Sam has an oval-shaped face, which Scrivo tells us is the face shape a lot of models have. “You can pull off anything,” she says. (We agree, Sam!) And because Sam has thick hair, the graduated cut takes out some fullness and makes the whole thing feel lighter. Sam was originally pretty torn about going red (having done it in the past) and may or may not have been waffling on the idea during the days leading up to her appointment. *But* she and her colorist, Meri Kate O’Connor, landed on this cool red with some violet. True red reds could make Sam’s skin tone seem a little too pink. This shade strikes a balance.
For a more round face shape like Daniella’s, stylist Steven Thevenot cut her bob just a little bit below the jawline. A bob that hits at the mid-neck makes for a perfect balance because it has an elongating effect. Scrivo also made the hair slightly darker with a semipermanent color, then added a bit of balayage highlights. “People get nervous that a bob will look too blocky or solid, but color can help break that up,” she says.

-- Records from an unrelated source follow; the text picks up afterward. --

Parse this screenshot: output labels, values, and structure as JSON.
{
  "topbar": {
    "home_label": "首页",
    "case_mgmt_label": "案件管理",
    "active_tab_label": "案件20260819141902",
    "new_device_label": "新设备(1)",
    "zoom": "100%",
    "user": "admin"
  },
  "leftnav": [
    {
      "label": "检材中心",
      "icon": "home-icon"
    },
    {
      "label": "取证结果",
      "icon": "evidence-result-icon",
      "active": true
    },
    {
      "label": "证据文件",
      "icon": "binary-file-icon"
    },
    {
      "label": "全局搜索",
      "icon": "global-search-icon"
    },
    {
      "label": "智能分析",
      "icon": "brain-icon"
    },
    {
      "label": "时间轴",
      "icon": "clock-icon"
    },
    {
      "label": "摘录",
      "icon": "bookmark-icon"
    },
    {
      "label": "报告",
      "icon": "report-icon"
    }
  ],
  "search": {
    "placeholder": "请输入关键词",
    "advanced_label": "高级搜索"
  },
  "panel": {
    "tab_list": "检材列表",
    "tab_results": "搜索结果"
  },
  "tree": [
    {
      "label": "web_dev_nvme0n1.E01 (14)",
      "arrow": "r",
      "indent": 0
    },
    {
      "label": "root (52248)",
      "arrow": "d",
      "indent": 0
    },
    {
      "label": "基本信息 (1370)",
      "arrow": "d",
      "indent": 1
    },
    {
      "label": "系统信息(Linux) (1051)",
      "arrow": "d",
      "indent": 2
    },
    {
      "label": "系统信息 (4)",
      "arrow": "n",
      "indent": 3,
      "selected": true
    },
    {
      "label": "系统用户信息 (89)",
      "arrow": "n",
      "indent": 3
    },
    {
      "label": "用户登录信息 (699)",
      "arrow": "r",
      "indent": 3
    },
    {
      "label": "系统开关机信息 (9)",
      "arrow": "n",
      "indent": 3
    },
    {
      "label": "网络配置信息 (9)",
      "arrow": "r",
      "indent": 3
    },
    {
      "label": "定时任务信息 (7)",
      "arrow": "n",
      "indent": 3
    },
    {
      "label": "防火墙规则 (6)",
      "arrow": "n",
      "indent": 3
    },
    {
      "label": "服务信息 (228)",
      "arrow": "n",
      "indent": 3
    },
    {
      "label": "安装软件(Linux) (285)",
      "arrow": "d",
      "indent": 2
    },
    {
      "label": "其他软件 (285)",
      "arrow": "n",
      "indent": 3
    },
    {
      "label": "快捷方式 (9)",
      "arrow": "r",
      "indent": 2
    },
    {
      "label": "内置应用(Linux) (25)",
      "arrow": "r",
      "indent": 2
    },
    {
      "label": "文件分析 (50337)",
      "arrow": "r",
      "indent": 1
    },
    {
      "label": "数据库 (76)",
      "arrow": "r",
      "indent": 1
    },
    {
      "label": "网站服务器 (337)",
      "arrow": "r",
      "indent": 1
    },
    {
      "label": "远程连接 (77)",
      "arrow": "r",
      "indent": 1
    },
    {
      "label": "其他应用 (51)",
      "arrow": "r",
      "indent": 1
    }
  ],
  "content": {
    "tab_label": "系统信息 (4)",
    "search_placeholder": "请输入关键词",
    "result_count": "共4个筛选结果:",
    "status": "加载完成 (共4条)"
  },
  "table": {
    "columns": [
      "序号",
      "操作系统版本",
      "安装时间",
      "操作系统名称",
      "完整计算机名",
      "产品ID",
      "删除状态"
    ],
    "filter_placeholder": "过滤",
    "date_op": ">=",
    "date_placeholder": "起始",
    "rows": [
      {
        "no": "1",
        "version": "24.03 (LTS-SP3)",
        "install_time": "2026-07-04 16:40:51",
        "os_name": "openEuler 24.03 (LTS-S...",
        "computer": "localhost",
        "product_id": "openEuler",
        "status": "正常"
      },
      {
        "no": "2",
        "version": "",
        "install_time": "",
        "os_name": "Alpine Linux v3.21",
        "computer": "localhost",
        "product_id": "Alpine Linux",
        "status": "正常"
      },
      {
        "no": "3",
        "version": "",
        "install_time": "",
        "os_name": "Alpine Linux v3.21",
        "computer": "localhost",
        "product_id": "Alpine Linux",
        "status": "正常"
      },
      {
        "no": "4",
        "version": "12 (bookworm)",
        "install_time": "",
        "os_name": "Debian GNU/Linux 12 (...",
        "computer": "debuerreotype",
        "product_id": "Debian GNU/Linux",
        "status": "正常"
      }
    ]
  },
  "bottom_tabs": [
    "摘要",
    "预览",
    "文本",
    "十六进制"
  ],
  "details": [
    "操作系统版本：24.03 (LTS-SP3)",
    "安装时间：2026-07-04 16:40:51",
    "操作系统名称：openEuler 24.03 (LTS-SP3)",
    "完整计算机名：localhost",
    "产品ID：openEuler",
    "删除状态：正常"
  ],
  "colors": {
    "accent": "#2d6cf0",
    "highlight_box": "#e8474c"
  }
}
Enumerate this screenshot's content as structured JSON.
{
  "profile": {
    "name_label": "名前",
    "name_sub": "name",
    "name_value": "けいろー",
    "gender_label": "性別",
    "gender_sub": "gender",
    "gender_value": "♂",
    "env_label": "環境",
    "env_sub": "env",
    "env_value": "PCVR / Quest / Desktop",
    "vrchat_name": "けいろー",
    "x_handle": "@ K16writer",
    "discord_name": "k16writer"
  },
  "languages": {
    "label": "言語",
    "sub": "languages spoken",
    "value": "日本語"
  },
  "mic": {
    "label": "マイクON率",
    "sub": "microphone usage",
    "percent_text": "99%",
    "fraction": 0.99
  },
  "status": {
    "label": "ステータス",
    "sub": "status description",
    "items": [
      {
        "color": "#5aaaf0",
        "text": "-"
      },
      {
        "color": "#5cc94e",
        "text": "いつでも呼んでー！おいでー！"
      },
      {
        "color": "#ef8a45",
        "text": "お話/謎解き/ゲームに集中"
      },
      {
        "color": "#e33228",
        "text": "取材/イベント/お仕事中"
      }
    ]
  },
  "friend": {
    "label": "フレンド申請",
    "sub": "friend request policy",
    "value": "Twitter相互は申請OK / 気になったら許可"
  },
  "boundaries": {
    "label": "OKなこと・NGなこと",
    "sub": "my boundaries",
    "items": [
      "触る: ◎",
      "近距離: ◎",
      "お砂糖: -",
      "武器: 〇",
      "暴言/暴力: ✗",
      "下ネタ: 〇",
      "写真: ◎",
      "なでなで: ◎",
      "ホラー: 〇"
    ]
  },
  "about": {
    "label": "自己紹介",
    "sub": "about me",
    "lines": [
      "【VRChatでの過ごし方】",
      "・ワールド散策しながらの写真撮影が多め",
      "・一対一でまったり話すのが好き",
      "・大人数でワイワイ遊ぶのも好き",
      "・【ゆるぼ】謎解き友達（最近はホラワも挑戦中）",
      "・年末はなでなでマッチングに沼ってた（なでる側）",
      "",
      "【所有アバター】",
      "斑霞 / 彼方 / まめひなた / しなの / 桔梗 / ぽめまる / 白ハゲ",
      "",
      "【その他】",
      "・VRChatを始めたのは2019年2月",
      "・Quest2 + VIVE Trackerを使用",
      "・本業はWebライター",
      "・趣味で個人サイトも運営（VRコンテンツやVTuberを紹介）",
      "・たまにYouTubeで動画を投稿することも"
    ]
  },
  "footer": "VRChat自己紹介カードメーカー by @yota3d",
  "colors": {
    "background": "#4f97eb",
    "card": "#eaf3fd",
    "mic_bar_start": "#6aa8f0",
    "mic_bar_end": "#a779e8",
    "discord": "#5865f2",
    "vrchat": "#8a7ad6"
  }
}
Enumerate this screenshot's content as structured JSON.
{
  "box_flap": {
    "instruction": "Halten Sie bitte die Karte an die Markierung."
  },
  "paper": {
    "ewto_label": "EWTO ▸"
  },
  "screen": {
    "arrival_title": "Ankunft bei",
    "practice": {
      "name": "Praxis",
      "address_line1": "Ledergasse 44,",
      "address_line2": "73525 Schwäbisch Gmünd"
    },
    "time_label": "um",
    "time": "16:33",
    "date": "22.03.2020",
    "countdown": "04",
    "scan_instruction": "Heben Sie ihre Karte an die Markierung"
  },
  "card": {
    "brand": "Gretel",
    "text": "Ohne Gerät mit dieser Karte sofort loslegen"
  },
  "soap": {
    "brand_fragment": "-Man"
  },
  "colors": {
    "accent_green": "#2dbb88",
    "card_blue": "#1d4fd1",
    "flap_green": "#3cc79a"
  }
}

Because I have more of a heart-shaped face, a bob can help add more width to my smaller chin, which balances out my wider cheekbones. The key was the layers Scrivo added and undercutting in the back so it’s a more narrow shape overall and doesn’t get too wide or triangle-y. She also gave me sort of “ribbon-y” highlights and left the roots dark for a little, in her words, “Blondie reference.” I will happily take it.